Bioinformatics

“”

Microarray images push to their limits classical analysis methods. New approaches are thus needed to ensure accurate data extraction from these images.

Microarray image analysis

We developed an automatic non-supervised algorithm for a spot data extraction from DNA microarrays. The method is based on a split and merge algorithm, relying on an iterative Delaunay triangulation process, allowing an incremental partition of the image into homogeneous polygons. Geometric properties of triangles as well as homogeneity criteria are defined according to the specificities of microarray image signals. The method has been assessed on simulated data, and then compared with classical methods used in this field.

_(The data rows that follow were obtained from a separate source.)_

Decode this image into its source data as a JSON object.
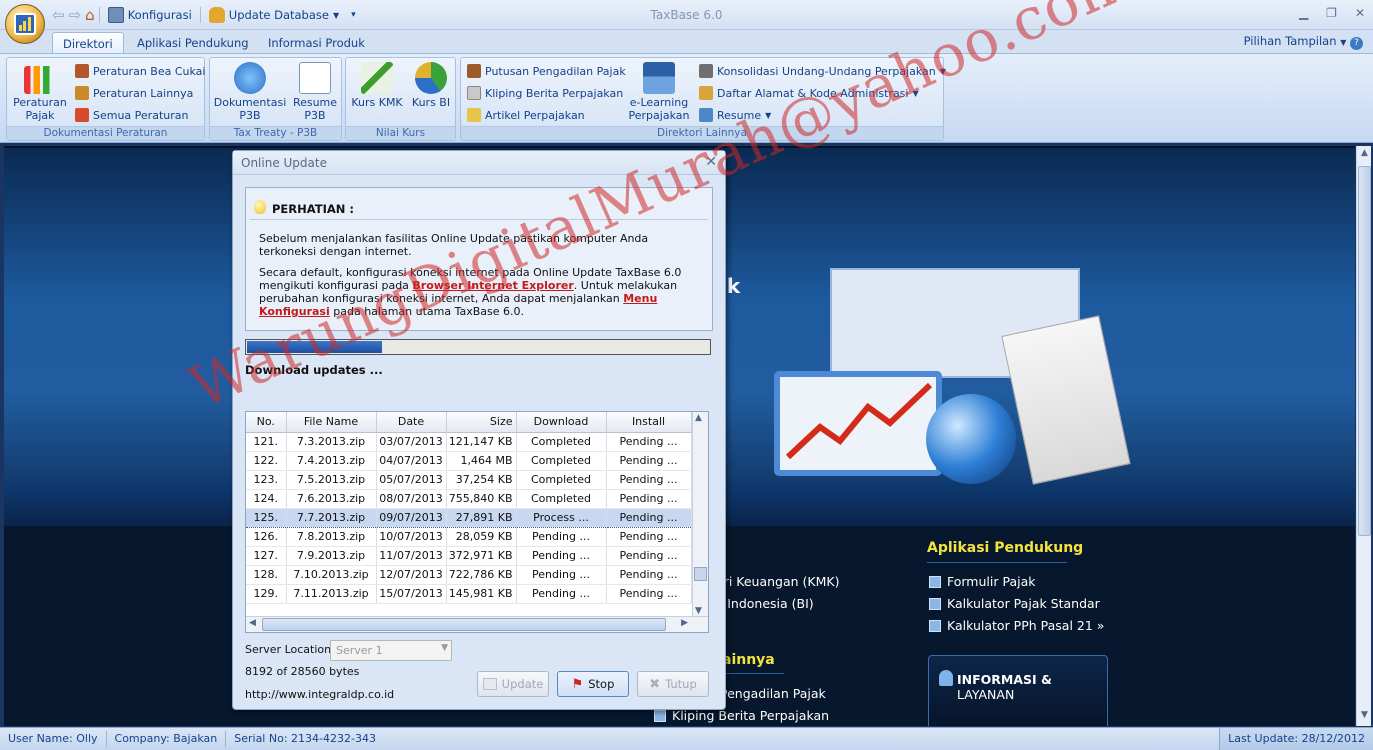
{
  "app": {
    "title": "TaxBase 6.0"
  },
  "quick_access": {
    "konfigurasi": "Konfigurasi",
    "update_database": "Update Database"
  },
  "tabs": [
    {
      "label": "Direktori"
    },
    {
      "label": "Aplikasi Pendukung"
    },
    {
      "label": "Informasi Produk"
    }
  ],
  "pilihan_tampilan": "Pilihan Tampilan",
  "ribbon": {
    "dokumentasi": {
      "label": "Dokumentasi Peraturan",
      "peraturan_pajak": "Peraturan\nPajak",
      "items": [
        "Peraturan Bea Cukai",
        "Peraturan Lainnya",
        "Semua Peraturan"
      ]
    },
    "tax_treaty": {
      "label": "Tax Treaty - P3B",
      "dokumentasi_p3b": "Dokumentasi\nP3B",
      "resume_p3b": "Resume\nP3B"
    },
    "nilai_kurs": {
      "label": "Nilai Kurs",
      "kurs_kmk": "Kurs KMK",
      "kurs_bi": "Kurs BI"
    },
    "direktori_lainnya": {
      "label": "Direktori Lainnya",
      "items": [
        "Putusan Pengadilan Pajak",
        "Kliping Berita Perpajakan",
        "Artikel Perpajakan"
      ],
      "elearning": "e-Learning\nPerpajakan",
      "items2": [
        "Konsolidasi Undang-Undang Perpajakan",
        "Daftar Alamat & Kode Administrasi",
        "Resume"
      ]
    }
  },
  "background": {
    "hero_fragment": "ik",
    "aplikasi_pendukung": {
      "title": "Aplikasi Pendukung",
      "items": [
        "Formulir Pajak",
        "Kalkulator Pajak Standar",
        "Kalkulator PPh Pasal 21 »"
      ]
    },
    "kurs_items": [
      "eri Keuangan (KMK)",
      "k Indonesia (BI)"
    ],
    "lainnya_title": "ainnya",
    "lainnya_items": [
      "Pengadilan Pajak",
      "Kliping Berita Perpajakan"
    ],
    "informasi_layanan_a": "INFORMASI &",
    "informasi_layanan_b": "LAYANAN"
  },
  "watermark": "WarungDigitalMurah@yahoo.com",
  "dialog": {
    "title": "Online Update",
    "notice_title": "PERHATIAN :",
    "p1": "Sebelum menjalankan fasilitas Online Update pastikan komputer Anda terkoneksi dengan internet.",
    "p2_a": "Secara default, konfigurasi koneksi internet pada Online Update TaxBase 6.0 mengikuti konfigurasi pada ",
    "p2_link1": "Browser Internet Explorer",
    "p2_b": ". Untuk melakukan perubahan konfigurasi koneksi internet, Anda dapat menjalankan ",
    "p2_link2": "Menu Konfigurasi",
    "p2_c": " pada halaman utama TaxBase 6.0.",
    "progress": 0.29,
    "status": "Download updates ...",
    "columns": [
      "No.",
      "File Name",
      "Date",
      "Size",
      "Download",
      "Install"
    ],
    "rows": [
      [
        "121.",
        "7.3.2013.zip",
        "03/07/2013",
        "121,147 KB",
        "Completed",
        "Pending ..."
      ],
      [
        "122.",
        "7.4.2013.zip",
        "04/07/2013",
        "1,464 MB",
        "Completed",
        "Pending ..."
      ],
      [
        "123.",
        "7.5.2013.zip",
        "05/07/2013",
        "37,254 KB",
        "Completed",
        "Pending ..."
      ],
      [
        "124.",
        "7.6.2013.zip",
        "08/07/2013",
        "755,840 KB",
        "Completed",
        "Pending ..."
      ],
      [
        "125.",
        "7.7.2013.zip",
        "09/07/2013",
        "27,891 KB",
        "Process ...",
        "Pending ..."
      ],
      [
        "126.",
        "7.8.2013.zip",
        "10/07/2013",
        "28,059 KB",
        "Pending ...",
        "Pending ..."
      ],
      [
        "127.",
        "7.9.2013.zip",
        "11/07/2013",
        "372,971 KB",
        "Pending ...",
        "Pending ..."
      ],
      [
        "128.",
        "7.10.2013.zip",
        "12/07/2013",
        "722,786 KB",
        "Pending ...",
        "Pending ..."
      ],
      [
        "129.",
        "7.11.2013.zip",
        "15/07/2013",
        "145,981 KB",
        "Pending ...",
        "Pending ..."
      ]
    ],
    "selected_row": 4,
    "server_location_label": "Server Location :",
    "server_value": "Server 1",
    "bytes": "8192 of 28560 bytes",
    "url": "http://www.integraldp.co.id",
    "btn_update": "Update",
    "btn_stop": "Stop",
    "btn_tutup": "Tutup"
  },
  "status": {
    "user": "User Name: Olly",
    "company": "Company: Bajakan",
    "serial": "Serial No: 2134-4232-343",
    "last_update": "Last Update: 28/12/2012"
  }
}
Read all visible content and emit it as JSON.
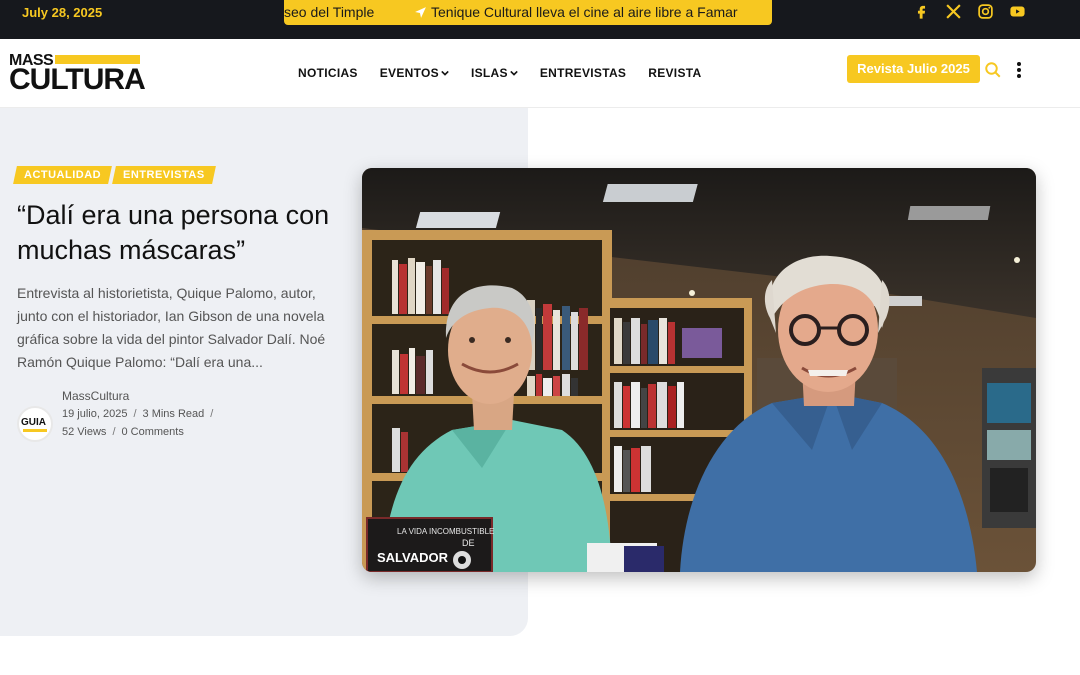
{
  "topbar": {
    "date": "July 28, 2025",
    "ticker_a": "seo del Timple",
    "ticker_b": "Tenique Cultural lleva el cine al aire libre a Famar",
    "socials": [
      "facebook-icon",
      "x-icon",
      "instagram-icon",
      "youtube-icon"
    ]
  },
  "header": {
    "logo_top": "MASS",
    "logo_bottom": "CULTURA",
    "nav": [
      "NOTICIAS",
      "EVENTOS",
      "ISLAS",
      "ENTREVISTAS",
      "REVISTA"
    ],
    "cta": "Revista Julio 2025"
  },
  "article": {
    "categories": [
      "ACTUALIDAD",
      "ENTREVISTAS"
    ],
    "title": "“Dalí era una persona con muchas máscaras”",
    "excerpt": "Entrevista al historietista, Quique Palomo, autor, junto con el historiador, Ian Gibson de una novela gráfica sobre la vida del pintor Salvador Dalí. Noé Ramón Quique Palomo: “Dalí era una...",
    "author_avatar_text": "GUIA",
    "author": "MassCultura",
    "date": "19 julio, 2025",
    "read_time": "3 Mins Read",
    "views": "52 Views",
    "comments": "0 Comments",
    "image_text_1": "LA VIDA INCOMBUSTIBLE",
    "image_text_2": "DE",
    "image_text_3": "SALVADOR"
  },
  "colors": {
    "accent": "#f7c821",
    "topbar": "#16181d",
    "hero_bg": "#eef0f4"
  }
}
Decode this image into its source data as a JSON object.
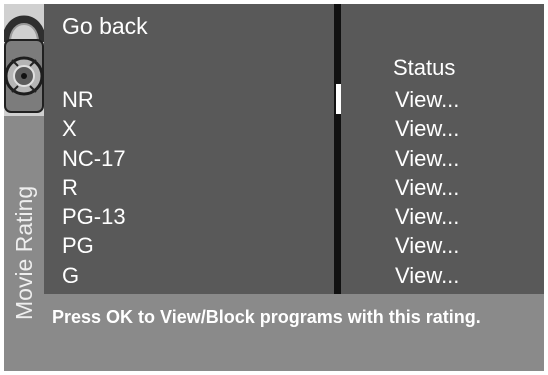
{
  "side_label": "Movie Rating",
  "icons": {
    "lock": "padlock-icon"
  },
  "menu": {
    "go_back": "Go back",
    "ratings": [
      "NR",
      "X",
      "NC-17",
      "R",
      "PG-13",
      "PG",
      "G"
    ]
  },
  "status": {
    "header": "Status",
    "values": [
      "View...",
      "View...",
      "View...",
      "View...",
      "View...",
      "View...",
      "View..."
    ]
  },
  "help_text": "Press OK to View/Block programs with this rating.",
  "colors": {
    "panel": "#595959",
    "side_panel": "#8a8a8a",
    "text": "#ffffff",
    "background": "#111111"
  }
}
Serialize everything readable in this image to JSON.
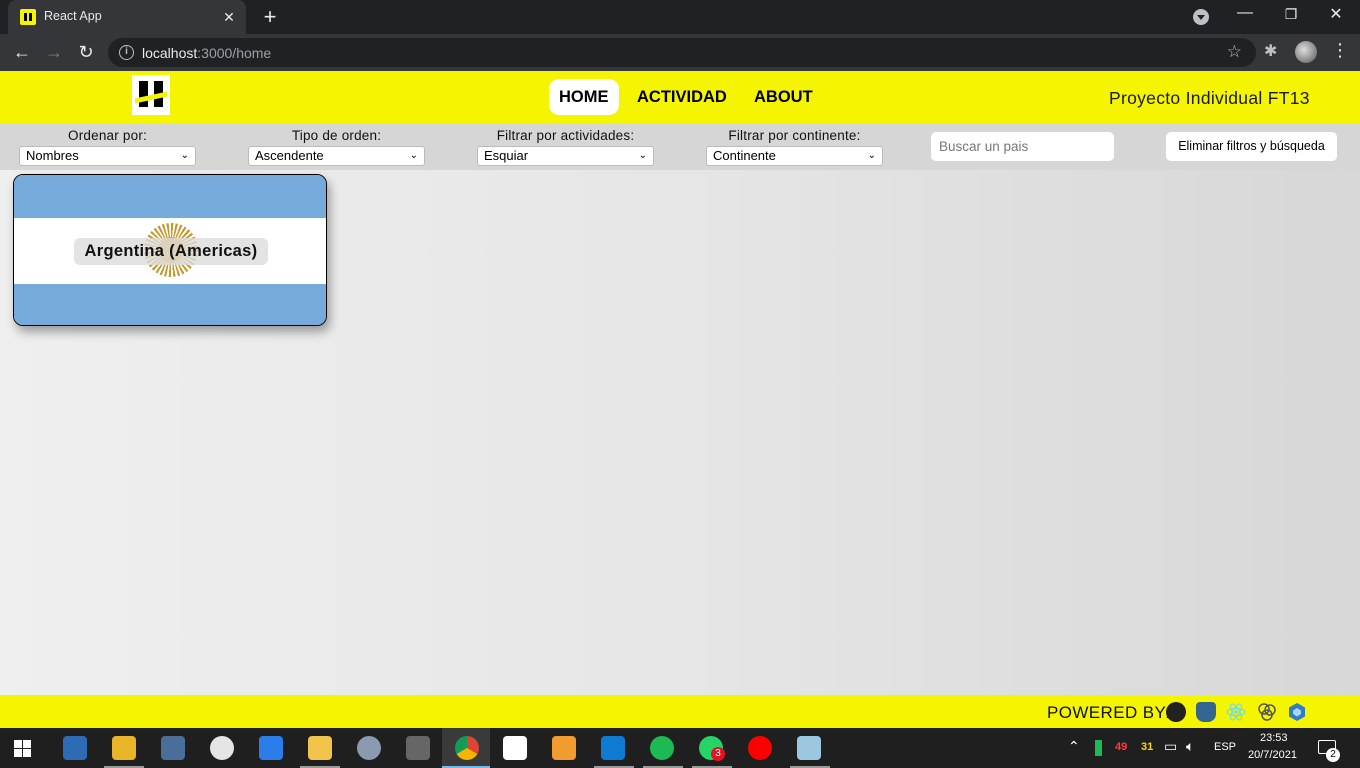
{
  "browser": {
    "tab_title": "React App",
    "tab_close": "✕",
    "new_tab": "+",
    "url_host": "localhost",
    "url_path": ":3000/home",
    "window_controls": {
      "minimize": "—",
      "restore": "❐",
      "close": "✕"
    },
    "icons": {
      "back": "←",
      "forward": "→",
      "reload": "↻",
      "info": "i",
      "star": "☆",
      "extensions": "✱",
      "menu": "⋮"
    }
  },
  "header": {
    "nav": [
      {
        "label": "HOME",
        "active": true
      },
      {
        "label": "ACTIVIDAD",
        "active": false
      },
      {
        "label": "ABOUT",
        "active": false
      }
    ],
    "project_title": "Proyecto Individual FT13",
    "brand_color": "#f5f500"
  },
  "filters": {
    "order_by": {
      "label": "Ordenar por:",
      "value": "Nombres"
    },
    "order_type": {
      "label": "Tipo de orden:",
      "value": "Ascendente"
    },
    "activity": {
      "label": "Filtrar por actividades:",
      "value": "Esquiar"
    },
    "continent": {
      "label": "Filtrar por continente:",
      "value": "Continente"
    },
    "search": {
      "placeholder": "Buscar un pais"
    },
    "clear_label": "Eliminar filtros y búsqueda",
    "chevron": "⌄"
  },
  "countries": [
    {
      "label": "Argentina (Americas)",
      "flag_colors": [
        "#75aadb",
        "#ffffff",
        "#75aadb"
      ]
    }
  ],
  "footer": {
    "powered_label": "POWERED BY:",
    "tech_icons": [
      "express-icon",
      "postgresql-icon",
      "react-icon",
      "redux-icon",
      "sequelize-icon"
    ]
  },
  "taskbar": {
    "tray": {
      "lang": "ESP",
      "time": "23:53",
      "date": "20/7/2021",
      "notifications": "2",
      "temp1": "49",
      "temp2": "31"
    },
    "whatsapp_badge": "3",
    "apps": [
      "task-view-icon",
      "file-explorer-icon",
      "calculator-icon",
      "clock-icon",
      "todo-icon",
      "sticky-notes-icon",
      "camera-icon",
      "radio-icon",
      "chrome-icon",
      "dl-icon",
      "sublime-icon",
      "vscode-icon",
      "spotify-icon",
      "whatsapp-icon",
      "youtube-music-icon",
      "notes-icon"
    ]
  }
}
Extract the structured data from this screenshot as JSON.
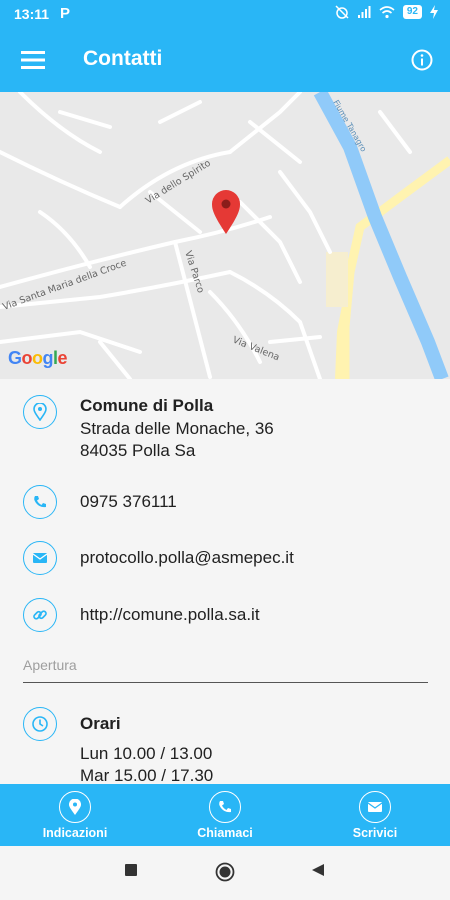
{
  "status_bar": {
    "time": "13:11",
    "carrier_icon": "P",
    "battery": "92"
  },
  "app_bar": {
    "title": "Contatti"
  },
  "map": {
    "logo": "Google",
    "streets": [
      "Via dello Spirito",
      "Via Santa Maria della Croce",
      "Via Parco",
      "Via Valena",
      "Fiume Tanagro"
    ]
  },
  "contact": {
    "name": "Comune di Polla",
    "address_line1": "Strada delle Monache, 36",
    "address_line2": "84035 Polla Sa",
    "phone": "0975 376111",
    "email": "protocollo.polla@asmepec.it",
    "website": "http://comune.polla.sa.it"
  },
  "opening": {
    "section_label": "Apertura",
    "title": "Orari",
    "line1": "Lun 10.00 / 13.00",
    "line2": "Mar 15.00 / 17.30"
  },
  "bottom_bar": {
    "directions": "Indicazioni",
    "call": "Chiamaci",
    "write": "Scrivici"
  },
  "colors": {
    "accent": "#29b6f6",
    "pin": "#e53935",
    "river": "#90caf9",
    "road_major": "#fff3b0"
  }
}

Analysis of gene expression data

We proposed a method based on the work of Ramsay and Silverman concerning the analysis of functional data. We considered that a gene profile is a continuous function of a “temporal” parameter, and we used a functional principal components analysis to extract the significant variations in the data and to cluster the curves according to their significant variations. We applied this method to two distinct datasets :

  • the data collected during the sporulation of S. cerevisiae yeast. The dataset consisted in the expression ratios of 6118 known or predicted genes from the yeast, measured at 7 different time points (0, 30 min, 2, 5, 7, 9, 11.5 h). Chu et al. identified seven temporal patterns of induced transcription reflecting sequential progression through the sporulation.
  • a cell lines dataset consisting of mRNA extracted from 60 cancer cell lines, and hybridized to DNA microarrays containing 9703 human cDNA clones. The cDNAs included about 8000 human different genes, and almost 80% of them were correctly identified. The data of interest we used here were composed of a 60× 1416 gene subset, including 1375 distinct genes (filtered using the highest variance criterion) with some repetitions. The rows to be analyzed were then the cancer cell lines, subject to the variation of the 1416 gene expressions. The high dimension parameter space prevented from a direct visual analysis and we chose to apply our method both to reduce the parameter space dimension and to exhibit common patterns of variations for cancer cell-lines For both applications, we computed the functional principal components, which shed light on the principal variations (temporal in the sporulation case, and tumoral in the second dataset). We moreover correlated our results with biological results found in the litterature

Simulation of microarray images

The analysis of microarray experiments is performed through software that preprocess the images before analyzing their content and provide a quantification of target activations in the biochip spots. But only few works nevertheless assess the efficiency of these software, in terms of data extraction and quantification. One reason explaining this fact is the lack of gold standard in this field, either numerical or physically acquired. One great challenge in microarray software assessment is thus the creation of simulated microarrays. We proposed a two-step process for the modeling of microarrays experiments. A geometrical model was first proposed, which simulated the microarray appearance and the possible spot geometries. A signal model was then added, both for the gene activation simulation and for the noise generated by the physical acquisition process.

Applications


All the previous methods have been applied to real case studies related to bioremediation and probe design for microarrays.